(1249-B) Comparison of Increasingly Automated Versions of an Electrochemiluminescence Assay Method for Regulated Assay Support

Abstract: As technology continues to advance, it is becoming increasingly necessary for assays assessing vaccine candidates lasting multiple phases of clinical trials to adapt. A common ligand-binding serological assay for measuring the immune response to these candidates uses the electrochemiluminescence (ECL) MesoScale Discovery (MSD) platform. Over four years a single ECL assay of an investigational multivalent vaccine was followed through three qualifications, two studies, and several preliminary experiments, advancing innovative automation technologies at every step.

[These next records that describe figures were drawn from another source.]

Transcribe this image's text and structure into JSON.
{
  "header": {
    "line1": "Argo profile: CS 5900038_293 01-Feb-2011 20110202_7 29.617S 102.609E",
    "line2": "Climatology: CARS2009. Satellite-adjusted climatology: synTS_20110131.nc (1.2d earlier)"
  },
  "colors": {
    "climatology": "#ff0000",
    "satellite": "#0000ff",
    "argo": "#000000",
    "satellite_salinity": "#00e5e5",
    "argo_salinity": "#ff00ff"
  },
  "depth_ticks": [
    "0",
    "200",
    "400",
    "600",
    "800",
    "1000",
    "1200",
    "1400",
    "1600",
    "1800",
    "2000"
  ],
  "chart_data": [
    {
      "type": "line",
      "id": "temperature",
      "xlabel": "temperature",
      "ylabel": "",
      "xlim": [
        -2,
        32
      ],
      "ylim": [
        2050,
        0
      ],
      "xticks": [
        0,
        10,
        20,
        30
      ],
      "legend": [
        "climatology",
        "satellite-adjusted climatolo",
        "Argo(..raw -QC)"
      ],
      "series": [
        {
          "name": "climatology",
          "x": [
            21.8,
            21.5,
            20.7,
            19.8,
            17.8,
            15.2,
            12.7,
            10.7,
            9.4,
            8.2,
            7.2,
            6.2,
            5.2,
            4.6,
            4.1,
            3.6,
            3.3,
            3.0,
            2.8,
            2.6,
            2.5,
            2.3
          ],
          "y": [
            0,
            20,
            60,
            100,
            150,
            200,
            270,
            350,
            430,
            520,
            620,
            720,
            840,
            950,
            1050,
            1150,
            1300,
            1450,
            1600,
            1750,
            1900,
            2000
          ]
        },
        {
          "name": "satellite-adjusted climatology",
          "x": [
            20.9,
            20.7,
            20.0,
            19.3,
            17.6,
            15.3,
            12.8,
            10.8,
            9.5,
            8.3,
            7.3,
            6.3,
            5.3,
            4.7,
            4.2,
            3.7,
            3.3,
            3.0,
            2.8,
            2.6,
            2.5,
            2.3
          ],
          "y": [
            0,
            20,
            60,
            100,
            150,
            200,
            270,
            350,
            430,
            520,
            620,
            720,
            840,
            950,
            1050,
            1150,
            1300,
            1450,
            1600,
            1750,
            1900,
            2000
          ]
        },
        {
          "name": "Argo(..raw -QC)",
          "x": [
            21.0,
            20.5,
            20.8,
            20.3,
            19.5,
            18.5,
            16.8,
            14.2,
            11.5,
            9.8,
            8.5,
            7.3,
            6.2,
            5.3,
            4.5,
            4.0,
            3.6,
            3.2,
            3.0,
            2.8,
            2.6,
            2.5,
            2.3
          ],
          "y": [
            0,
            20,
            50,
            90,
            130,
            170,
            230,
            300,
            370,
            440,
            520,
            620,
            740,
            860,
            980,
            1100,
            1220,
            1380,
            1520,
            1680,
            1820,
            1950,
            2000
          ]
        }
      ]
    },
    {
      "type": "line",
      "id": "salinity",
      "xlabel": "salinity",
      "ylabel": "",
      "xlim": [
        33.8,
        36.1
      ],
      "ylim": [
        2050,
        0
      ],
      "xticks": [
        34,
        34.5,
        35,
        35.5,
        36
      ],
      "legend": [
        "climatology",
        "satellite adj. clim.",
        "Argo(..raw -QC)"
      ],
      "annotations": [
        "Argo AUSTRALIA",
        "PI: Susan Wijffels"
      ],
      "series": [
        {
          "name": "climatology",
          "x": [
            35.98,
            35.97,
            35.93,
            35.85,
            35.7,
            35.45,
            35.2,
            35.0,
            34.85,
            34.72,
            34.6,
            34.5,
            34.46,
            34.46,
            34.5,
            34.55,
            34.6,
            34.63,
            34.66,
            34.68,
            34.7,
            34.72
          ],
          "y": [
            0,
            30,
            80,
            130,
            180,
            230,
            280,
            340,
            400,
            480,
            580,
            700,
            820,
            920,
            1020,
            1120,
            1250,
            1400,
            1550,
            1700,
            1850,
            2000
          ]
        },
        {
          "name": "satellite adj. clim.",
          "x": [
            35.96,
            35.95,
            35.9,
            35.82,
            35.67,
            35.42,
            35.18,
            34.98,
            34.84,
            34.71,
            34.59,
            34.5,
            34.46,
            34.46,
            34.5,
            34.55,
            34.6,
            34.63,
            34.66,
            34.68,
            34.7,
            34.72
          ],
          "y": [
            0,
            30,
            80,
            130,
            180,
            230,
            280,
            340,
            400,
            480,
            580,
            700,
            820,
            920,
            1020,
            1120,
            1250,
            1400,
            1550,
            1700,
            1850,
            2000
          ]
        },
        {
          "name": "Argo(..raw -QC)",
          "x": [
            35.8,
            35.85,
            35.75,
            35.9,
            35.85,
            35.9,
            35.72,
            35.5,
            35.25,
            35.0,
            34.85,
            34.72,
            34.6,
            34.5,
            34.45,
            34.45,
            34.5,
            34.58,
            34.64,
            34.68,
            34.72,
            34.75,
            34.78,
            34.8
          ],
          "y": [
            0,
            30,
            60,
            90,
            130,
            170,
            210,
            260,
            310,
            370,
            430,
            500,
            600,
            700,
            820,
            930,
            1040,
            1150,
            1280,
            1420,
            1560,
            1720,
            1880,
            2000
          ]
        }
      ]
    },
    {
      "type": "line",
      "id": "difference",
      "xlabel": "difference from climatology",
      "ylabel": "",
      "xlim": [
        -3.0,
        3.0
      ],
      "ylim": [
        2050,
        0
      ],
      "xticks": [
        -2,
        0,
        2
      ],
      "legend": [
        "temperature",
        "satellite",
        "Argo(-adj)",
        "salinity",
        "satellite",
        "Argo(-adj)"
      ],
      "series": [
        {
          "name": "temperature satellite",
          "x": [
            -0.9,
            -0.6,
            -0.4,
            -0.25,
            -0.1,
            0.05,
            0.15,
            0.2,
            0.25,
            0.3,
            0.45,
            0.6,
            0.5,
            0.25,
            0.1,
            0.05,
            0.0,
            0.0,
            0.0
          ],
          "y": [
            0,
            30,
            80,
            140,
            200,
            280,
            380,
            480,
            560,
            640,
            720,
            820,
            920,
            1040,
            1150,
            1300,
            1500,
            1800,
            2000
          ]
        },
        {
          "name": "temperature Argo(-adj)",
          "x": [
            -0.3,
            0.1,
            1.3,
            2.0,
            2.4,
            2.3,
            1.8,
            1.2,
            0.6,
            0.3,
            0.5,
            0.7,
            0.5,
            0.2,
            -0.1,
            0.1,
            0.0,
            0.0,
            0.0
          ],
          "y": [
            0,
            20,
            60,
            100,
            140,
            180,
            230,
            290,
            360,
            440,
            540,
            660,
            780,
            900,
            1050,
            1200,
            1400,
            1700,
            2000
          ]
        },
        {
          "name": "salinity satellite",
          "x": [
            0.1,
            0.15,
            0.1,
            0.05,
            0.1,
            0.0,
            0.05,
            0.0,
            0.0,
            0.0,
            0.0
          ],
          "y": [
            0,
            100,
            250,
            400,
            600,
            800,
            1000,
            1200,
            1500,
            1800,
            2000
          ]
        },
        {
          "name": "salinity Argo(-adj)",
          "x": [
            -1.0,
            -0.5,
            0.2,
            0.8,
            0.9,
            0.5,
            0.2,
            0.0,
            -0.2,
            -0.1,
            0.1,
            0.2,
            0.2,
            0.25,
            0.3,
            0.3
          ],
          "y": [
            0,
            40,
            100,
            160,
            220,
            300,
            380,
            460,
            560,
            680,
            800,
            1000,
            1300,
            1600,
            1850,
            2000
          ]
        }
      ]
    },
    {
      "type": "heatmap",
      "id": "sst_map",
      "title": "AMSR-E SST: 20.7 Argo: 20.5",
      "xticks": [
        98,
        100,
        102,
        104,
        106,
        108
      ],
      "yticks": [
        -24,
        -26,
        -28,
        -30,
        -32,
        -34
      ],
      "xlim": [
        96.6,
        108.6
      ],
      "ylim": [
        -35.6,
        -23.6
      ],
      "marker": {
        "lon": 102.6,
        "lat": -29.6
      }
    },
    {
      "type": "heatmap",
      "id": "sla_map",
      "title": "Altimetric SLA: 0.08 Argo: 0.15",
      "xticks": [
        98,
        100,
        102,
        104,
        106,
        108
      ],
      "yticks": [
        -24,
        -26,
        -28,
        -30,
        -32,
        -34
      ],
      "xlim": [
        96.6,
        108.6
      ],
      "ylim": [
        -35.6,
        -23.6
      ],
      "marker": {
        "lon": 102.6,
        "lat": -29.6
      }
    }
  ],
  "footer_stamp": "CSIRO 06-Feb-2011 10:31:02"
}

Standard manual bench executions, integrated liquid handling centralizing around Hamilton StarPlus and Star systems, and an integrated robotic platform have been developed. Qualified methods showed many automation benefits including eliminating >5,000 pipette transfers for 128 samples per run and increased longest walkaway time from 25% to 75% from the Hamilton StarPlus to Star methods. Studies were performed manually and using the Hamilton Star method utilizing a validated, in-house LIMS for real-time clinical sample tracking and data analysis of all serotypes in < 15 seconds. The automated method reduced sample turn-around-time from 6 weeks to 10 days, expediting the vaccine candidate lifecycle. The incorporated sample dilution flexibility for retest, reflex, and repeat testing enabled 100% of clinical sample processing to be performed on the Hamilton Star system compared to the possibility of only 10% being performed on the Hamilton StarPlus system. Preliminary experiments assessed pre-diluted sample stability and more advanced instruments for an integrated, multi-equipment robotic platform controlled by an in-house built driver. This enabled process enhancements to potentially improve throughput to 192 samples without sacrificing the 75% longest walkaway time. Throughout this assay’s lifespan, many challenges have been overcome. The stigma of automation not equating to manual processing was disproved as clinical samples fell within 1.4-fold when compared using Deming regression analysis between manual and Hamilton StarPlus methods, equipment flexibility allowing for the option of integrated versus separate incubator to be used for the Hamilton Star method, and automating based on limited reagents and sample volumes. This poster compares the evolving workflows from manual to increasingly automated ECL assay used in a regulated environment.